Vor allem ist es der erste Schritt, damit wir nicht mehr länger auf Kosten unserer Kinder und Enkelkinder leben, wie Sie es jahrelang praktiziert haben. Wir haben eine Verantwortung für unsere nachwachsende Generation. Wir müssen den Haushalt konsolidieren. Nur so können wir wieder in die Zukunft und in unsere Kinder investieren. Natürlich fallen uns gerade Einsparungen im Familien- und Jugendbereich nicht leicht. Das wissen wir alle. Es kann aber doch nicht sein, dass sich unser Finanzminister jeden achten Euro auf dem Kapitalmarkt holen muss und jeder zehnte Euro für Zinsen draufgeht. Wir sind doch schon bis über die Ohren verschuldet. Wohin soll das denn nach Ihrer Meinung noch führen? Wenn ich Sie so höre, wollen Sie in keinem einzigen Bereich einsparen. Man muss sich dann natürlich nicht fragen, woher die Schulden kommen, die wir in Nordrhein-Westfalen inzwischen aufgehäuft haben.

(Beifall von der CDU – Zurufe von der SPD)

Lassen Sie mich Ihnen kurz einige Beispiele nennen, an welchen Stellen wir sparen und wo wir investieren wollen.

(Vorsitz: Vizepräsident Dr. Michael Vesper)

Während wir normal 20 % einsparen, haben wir im Jugendbereich nur 11 % eingespart.

Sprechen wir die Sprachförderung an: Die Mittel für die Sprachförderung wurden von uns für 2006 auf 15,6 Millionen € verdoppelt. Für uns ist die frühkindliche Sprachförderung der Schlüssel für eine gelungene Integration. Sie müssen sich doch fragen lassen, was Sie bisher dazu getan haben.

(Beifall von der CDU)

Stichwort Horte: Wie der Minister schon sagte, bleibt auch hier weiterhin die Förderung bestehen. Dies geschieht auch über das Jahr 2007 hinaus. Sie wollten es abschaffen.

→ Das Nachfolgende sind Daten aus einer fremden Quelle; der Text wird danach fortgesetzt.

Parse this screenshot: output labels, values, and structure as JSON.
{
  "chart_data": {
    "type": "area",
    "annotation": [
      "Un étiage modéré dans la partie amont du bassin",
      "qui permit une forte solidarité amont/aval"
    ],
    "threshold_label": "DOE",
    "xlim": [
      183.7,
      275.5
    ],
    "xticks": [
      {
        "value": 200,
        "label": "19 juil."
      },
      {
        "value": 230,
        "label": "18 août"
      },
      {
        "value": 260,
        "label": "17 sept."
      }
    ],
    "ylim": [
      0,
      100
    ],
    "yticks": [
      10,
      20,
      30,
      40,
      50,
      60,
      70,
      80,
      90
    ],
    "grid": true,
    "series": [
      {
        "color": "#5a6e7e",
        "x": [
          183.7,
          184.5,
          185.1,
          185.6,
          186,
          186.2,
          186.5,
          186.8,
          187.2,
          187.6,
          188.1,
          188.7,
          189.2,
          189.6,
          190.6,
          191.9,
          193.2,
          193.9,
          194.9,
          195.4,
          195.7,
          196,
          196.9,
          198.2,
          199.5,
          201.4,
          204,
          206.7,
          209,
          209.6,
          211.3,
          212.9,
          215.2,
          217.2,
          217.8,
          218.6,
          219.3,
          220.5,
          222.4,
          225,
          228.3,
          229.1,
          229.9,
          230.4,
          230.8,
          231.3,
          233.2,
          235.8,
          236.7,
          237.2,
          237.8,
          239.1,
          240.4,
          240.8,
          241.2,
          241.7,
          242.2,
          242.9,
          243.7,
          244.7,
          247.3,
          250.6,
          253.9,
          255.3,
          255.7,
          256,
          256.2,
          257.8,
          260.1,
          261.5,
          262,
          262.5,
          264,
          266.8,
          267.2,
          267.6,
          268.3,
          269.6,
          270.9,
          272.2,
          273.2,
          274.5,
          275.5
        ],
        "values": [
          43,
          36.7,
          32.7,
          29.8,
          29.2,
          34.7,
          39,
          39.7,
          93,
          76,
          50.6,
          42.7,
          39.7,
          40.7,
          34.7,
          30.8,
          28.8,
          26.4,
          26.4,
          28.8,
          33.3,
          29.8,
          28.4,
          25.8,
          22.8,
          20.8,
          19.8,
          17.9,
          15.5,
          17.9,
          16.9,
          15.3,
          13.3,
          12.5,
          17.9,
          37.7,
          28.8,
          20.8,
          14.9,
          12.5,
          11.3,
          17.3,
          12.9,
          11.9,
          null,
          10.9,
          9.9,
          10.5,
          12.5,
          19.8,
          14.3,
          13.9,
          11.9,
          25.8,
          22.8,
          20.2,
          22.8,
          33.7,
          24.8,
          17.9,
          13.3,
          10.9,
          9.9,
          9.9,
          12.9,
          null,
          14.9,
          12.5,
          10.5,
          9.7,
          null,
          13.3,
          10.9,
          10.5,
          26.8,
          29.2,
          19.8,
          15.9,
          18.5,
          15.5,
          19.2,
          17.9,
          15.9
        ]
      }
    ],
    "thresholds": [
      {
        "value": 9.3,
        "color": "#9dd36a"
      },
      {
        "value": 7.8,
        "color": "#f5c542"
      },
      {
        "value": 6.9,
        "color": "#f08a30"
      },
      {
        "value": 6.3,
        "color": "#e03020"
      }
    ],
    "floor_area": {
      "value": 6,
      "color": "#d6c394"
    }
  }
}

Stichwort Familienzentren: Wir bauen zum ersten Mal ein wichtiges Angebot für Kinder und Familien auf. Es ist somit der erste Schritt zu mehr Kinder- und Familienfreundlichkeit in Nordrhein-Westfalen. Diese unterschiedlichen Angebote werden dazu führen, dass wir weiterhin die Kinder fördern und den Eltern Unterstützung geben.

Stichwort Kindergartenbeiträge: Wir sprachen schon darüber. Auch hier erhalten die Kommunen freie Hand bei der Festlegung der Kindergartenbeiträge. Außerdem planen wir, die Zuschüsse an die Einrichtungen demnächst auf eine Pro-KopfFörderung umzustellen, um gerade die Kitas in sozialen Brennpunkten mit sehr heterogenen Kindergruppen somit besser zu unterstützen, als es bisher der Fall ist. All dies zeigt doch, dass die neue Landesregierung einen Schwerpunkt gerade bei Kindern und bei Schulen setzt.

(Dr. Axel Horstmann [SPD]: Wie kommen Sie denn darauf?)

Insgesamt sind in dem Haushaltsentwurf 2006 für Kindertagesbetreuung immerhin 845 Millionen € vorgesehen. Es hat also nur eine Reduzierung um 11 % stattgefunden. Wir halten somit die versprochene Zusage, Kinder und Familien in den Mittelpunkt unseres politischen Handelns zu stellen.

Meine Damen und Herren, Sie haben den Landesjugendplan ursprünglich gekürzt. Wir kürzen ihn nicht weiter. Wir behalten nur die Kürzungen bei. Es geht nicht anders, wenn wir die Verantwortung für unsere nachfolgende Generation wirklich ernst nehmen.

Lassen Sie mich somit das Fazit ziehen: Familien und Kinder stehen – wie von uns bisher immer gesagt – im Mittelpunkt unserer Politik. Gerade deswegen brauchen wir eine zukunftsgerichtete Politik. Wir brauchen keine Politik, in der wir nur bis jetzt, bis gleich oder bis zum nächsten Wahlkampf denken. Wir verteilen die Einsparlast sozial gerecht auf alle Schultern. Seien Sie sicher: Auch künftig wird kein Kind aus finanziellen Gründen

vom Kindergarten abgemeldet werden. – Danke sehr.

(Beifall von der CDU – Zuruf von der SPD: Das ist ja peinlich!)